A body of mass 0.40 kg moving initially with a constant speed of 10 m s–1 to the north is subject to a constant force of 8.0 N directed towards the south for 30 s. Take the instant the force is applied to be t = 0, the position of the body at that time to be x = 0, and predict its position at t = –5 s, 25 s, 100 s. | Learn NCERT solution | Education portal Class 11 Physics | Study online Unit-5 Laws Of Motion



Q.10:- A body of mass 0.40 kg moving initially with a constant speed of 10 m s–1 to the north is subject to a constant force of 8.0 N directed towards the south for 30 s.
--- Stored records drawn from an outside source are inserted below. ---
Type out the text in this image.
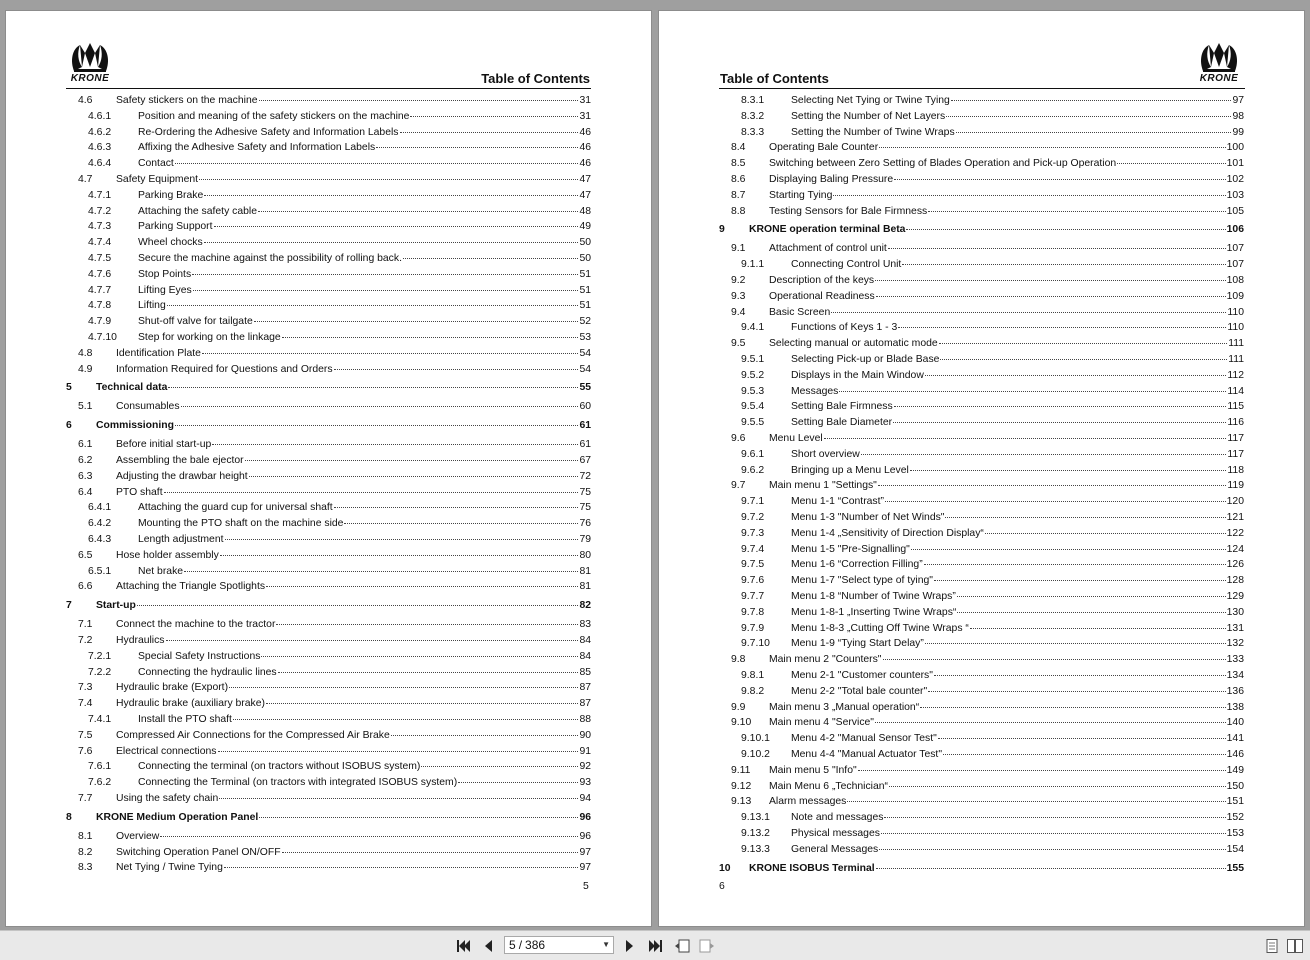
KRONE	Table of Contents
4.6	Safety stickers on the machine	31
4.6.1	Position and meaning of the safety stickers on the machine	31
4.6.2	Re-Ordering the Adhesive Safety and Information Labels	46
4.6.3	Affixing the Adhesive Safety and Information Labels	46
4.6.4	Contact	46
4.7	Safety Equipment	47
4.7.1	Parking Brake	47
4.7.2	Attaching the safety cable	48
4.7.3	Parking Support	49
4.7.4	Wheel chocks	50
4.7.5	Secure the machine against the possibility of rolling back.	50
4.7.6	Stop Points	51
4.7.7	Lifting Eyes	51
4.7.8	Lifting	51
4.7.9	Shut-off valve for tailgate	52
4.7.10	Step for working on the linkage	53
4.8	Identification Plate	54
4.9	Information Required for Questions and Orders	54
5	Technical data	55
5.1	Consumables	60
6	Commissioning	61
6.1	Before initial start-up	61
6.2	Assembling the bale ejector	67
6.3	Adjusting the drawbar height	72
6.4	PTO shaft	75
6.4.1	Attaching the guard cup for universal shaft	75
6.4.2	Mounting the PTO shaft on the machine side	76
6.4.3	Length adjustment	79
6.5	Hose holder assembly	80
6.5.1	Net brake	81
6.6	Attaching the Triangle Spotlights	81
7	Start-up	82
7.1	Connect the machine to the tractor	83
7.2	Hydraulics	84
7.2.1	Special Safety Instructions	84
7.2.2	Connecting the hydraulic lines	85
7.3	Hydraulic brake (Export)	87
7.4	Hydraulic brake (auxiliary brake)	87
7.4.1	Install the PTO shaft	88
7.5	Compressed Air Connections for the Compressed Air Brake	90
7.6	Electrical connections	91
7.6.1	Connecting the terminal (on tractors without ISOBUS system)	92
7.6.2	Connecting the Terminal (on tractors with integrated ISOBUS system)	93
7.7	Using the safety chain	94
8	KRONE Medium Operation Panel	96
8.1	Overview	96
8.2	Switching Operation Panel ON/OFF	97
8.3	Net Tying / Twine Tying	97
5
KRONE
Table of Contents
8.3.1	Selecting Net Tying or Twine Tying	97
8.3.2	Setting the Number of Net Layers	98
8.3.3	Setting the Number of Twine Wraps	99
8.4	Operating Bale Counter	100
8.5	Switching between Zero Setting of Blades Operation and Pick-up Operation	101
8.6	Displaying Baling Pressure	102
8.7	Starting Tying	103
8.8	Testing Sensors for Bale Firmness	105
9	KRONE operation terminal Beta	106
9.1	Attachment of control unit	107
9.1.1	Connecting Control Unit	107
9.2	Description of the keys	108
9.3	Operational Readiness	109
9.4	Basic Screen	110
9.4.1	Functions of Keys 1 - 3	110
9.5	Selecting manual or automatic mode	111
9.5.1	Selecting Pick-up or Blade Base	111
9.5.2	Displays in the Main Window	112
9.5.3	Messages	114
9.5.4	Setting Bale Firmness	115
9.5.5	Setting Bale Diameter	116
9.6	Menu Level	117
9.6.1	Short overview	117
9.6.2	Bringing up a Menu Level	118
9.7	Main menu 1 "Settings"	119
9.7.1	Menu 1-1 “Contrast”	120
9.7.2	Menu 1-3 "Number of Net Winds"	121
9.7.3	Menu 1-4 „Sensitivity of Direction Display“	122
9.7.4	Menu 1-5 "Pre-Signalling"	124
9.7.5	Menu 1-6 “Correction Filling”	126
9.7.6	Menu 1-7 "Select type of tying"	128
9.7.7	Menu 1-8 “Number of Twine Wraps”	129
9.7.8	Menu 1-8-1 „Inserting Twine Wraps“	130
9.7.9	Menu 1-8-3 „Cutting Off Twine Wraps “	131
9.7.10	Menu 1-9 “Tying Start Delay”	132
9.8	Main menu 2 "Counters"	133
9.8.1	Menu 2-1 "Customer counters"	134
9.8.2	Menu 2-2 "Total bale counter"	136
9.9	Main menu 3 „Manual operation“	138
9.10	Main menu 4 "Service"	140
9.10.1	Menu 4-2 "Manual Sensor Test"	141
9.10.2	Menu 4-4 "Manual Actuator Test"	146
9.11	Main menu 5 "Info"	149
9.12	Main Menu 6 „Technician“	150
9.13	Alarm messages	151
9.13.1	Note and messages	152
9.13.2	Physical messages	153
9.13.3	General Messages	154
10	KRONE ISOBUS Terminal	155
6
5 / 386	▼
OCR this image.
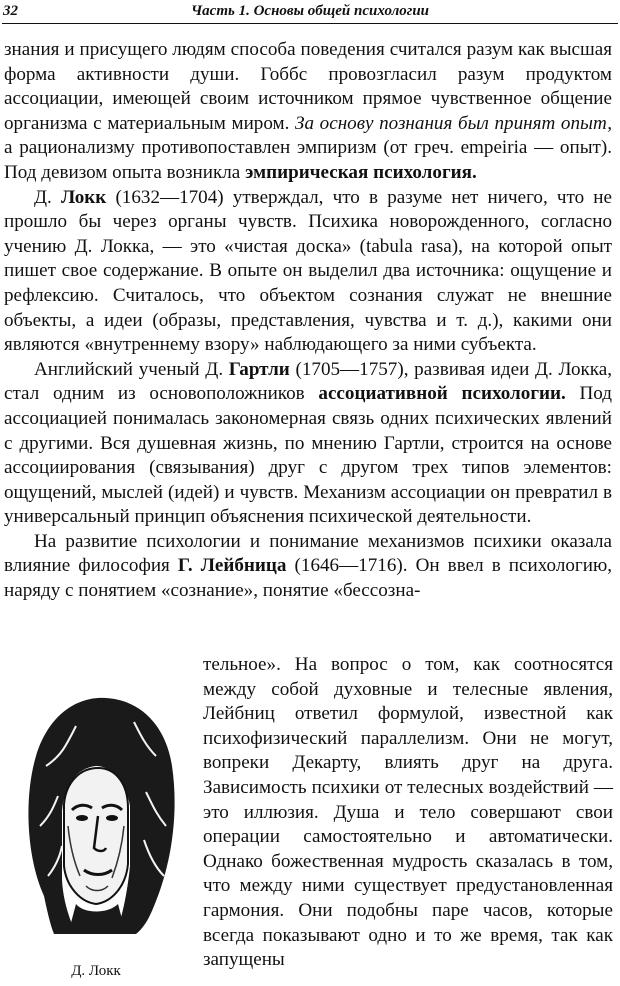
32	Часть 1. Основы общей психологии

знания и присущего людям способа поведения считался разум как высшая форма активности души. Гоббс провозгласил разум продуктом ассоциации, имеющей своим источником прямое чувственное общение организма с материальным миром. За основу познания был принят опыт, а рационализму противопоставлен эмпиризм (от греч. empeiria — опыт). Под девизом опыта возникла эмпирическая психология.

Д. Локк (1632—1704) утверждал, что в разуме нет ничего, что не прошло бы через органы чувств. Психика новорожденного, согласно учению Д. Локка, — это «чистая доска» (tabula rasa), на которой опыт пишет свое содержание. В опыте он выделил два источника: ощущение и рефлексию. Считалось, что объектом сознания служат не внешние объекты, а идеи (образы, представления, чувства и т. д.), какими они являются «внутреннему взору» наблюдающего за ними субъекта.

Английский ученый Д. Гартли (1705—1757), развивая идеи Д. Локка, стал одним из основоположников ассоциативной психологии. Под ассоциацией понималась закономерная связь одних психических явлений с другими. Вся душевная жизнь, по мнению Гартли, строится на основе ассоциирования (связывания) друг с другом трех типов элементов: ощущений, мыслей (идей) и чувств. Механизм ассоциации он превратил в универсальный принцип объяснения психической деятельности.

На развитие психологии и понимание механизмов психики оказала влияние философия Г. Лейбница (1646—1716). Он ввел в психологию, наряду с понятием «сознание», понятие «бессозна-

тельное». На вопрос о том, как соотносятся между собой духовные и телесные явления, Лейбниц ответил формулой, известной как психофизический параллелизм. Они не могут, вопреки Декарту, влиять друг на друга. Зависимость психики от телесных воздействий — это иллюзия. Душа и тело совершают свои операции самостоятельно и автоматически. Однако божественная мудрость сказалась в том, что между ними существует предустановленная гармония. Они подобны паре часов, которые всегда показывают одно и то же время, так как запущены

Д. Локк
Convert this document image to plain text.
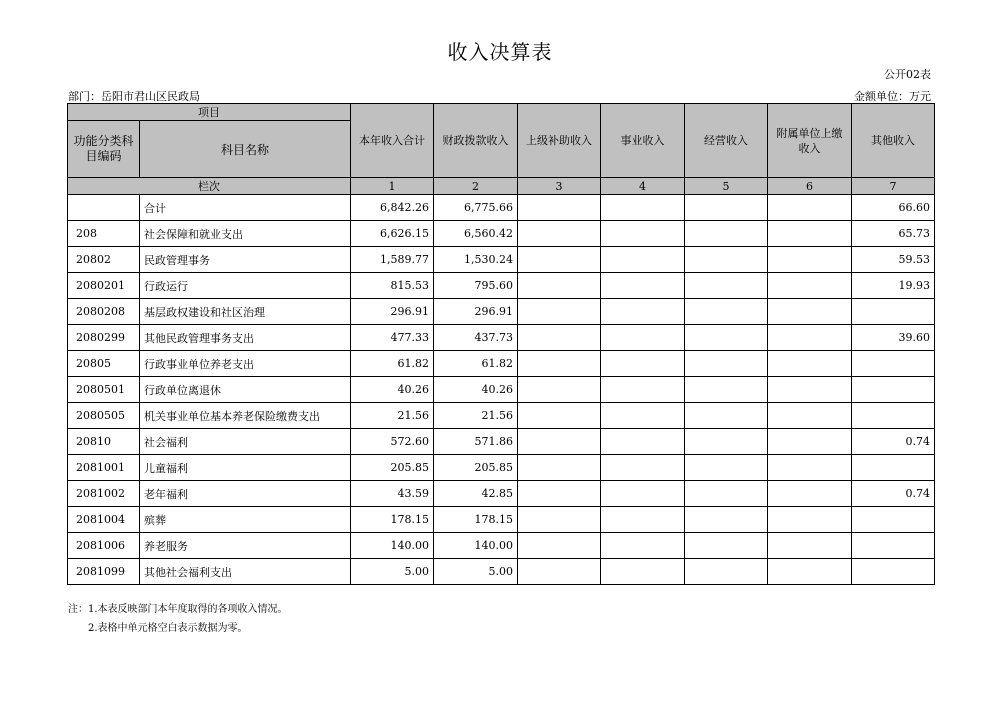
收入决算表
公开02表
部门：岳阳市君山区民政局	金额单位：万元
项目		本年收入合计	财政拨款收入	上级补助收入	事业收入	经营收入	附属单位上缴收入	其他收入
功能分类科目编码	科目名称							
栏次		1	2	3	4	5	6	7
	合计	6,842.26	6,775.66					66.60
208	社会保障和就业支出	6,626.15	6,560.42					65.73
20802	民政管理事务	1,589.77	1,530.24					59.53
2080201	行政运行	815.53	795.60					19.93
2080208	基层政权建设和社区治理	296.91	296.91					
2080299	其他民政管理事务支出	477.33	437.73					39.60
20805	行政事业单位养老支出	61.82	61.82					
2080501	行政单位离退休	40.26	40.26					
2080505	机关事业单位基本养老保险缴费支出	21.56	21.56					
20810	社会福利	572.60	571.86					0.74
2081001	儿童福利	205.85	205.85					
2081002	老年福利	43.59	42.85					0.74
2081004	殡葬	178.15	178.15					
2081006	养老服务	140.00	140.00					
2081099	其他社会福利支出	5.00	5.00					
注：1.本表反映部门本年度取得的各项收入情况。
2.表格中单元格空白表示数据为零。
Take the instant the force is applied to be t = 0, the position of the body at that time to be x = 0, and predict its position at t = –5 s, 25 s, 100 s.

 

Answer:-

Mass of the body, m = 0.40 kg

Initial speed of the body, u = 10 m/s due north
Force acting on the body, F = –8.0 N
Acceleration produced in the body, a = F / m = -8.0 / 0.40 = -20 ms-2

(i) At t = –5 s
Acceleration, a‘ = 0 and u = 10 m/s
s = ut + (1/2) a’ t2
= 10 × (–5) = –50 m



(ii) At t = 25 s
Acceleration, a” = –20 m/s2 and u = 10 m/s
s’ = ut’ + (1/2) a” t2
= 10 × 25 + (1/2) × (-20) × (25)2
= 250 – 6250 = -6000 m

(iii) At t = 100 s
For 0 ≤ t ≤ 30 s
a = -20 ms-2
u = 10 m/s
s1 = ut + (1/2)a”t2
= 10 × 30 + (1/2) × (-20) × (30)2
= 300 – 9000  =  -8700 m
For 30 < t ≤ 100 s

As per the first equation of motion, for t = 30 s, final velocity is given as:
v = u + at
= 10 + (–20) × 30 = –590 m/s
Velocity of the body after 30 s = –590 m/s
For motion between 30 s to 100 s, i.e., in 70 s:
s2 = vt + (1/2) a” t2
= -590 × 70 = -41300 m
∴ Total distance, s” = s1 + s2 = -8700 -41300 = -50000 m = -50 km.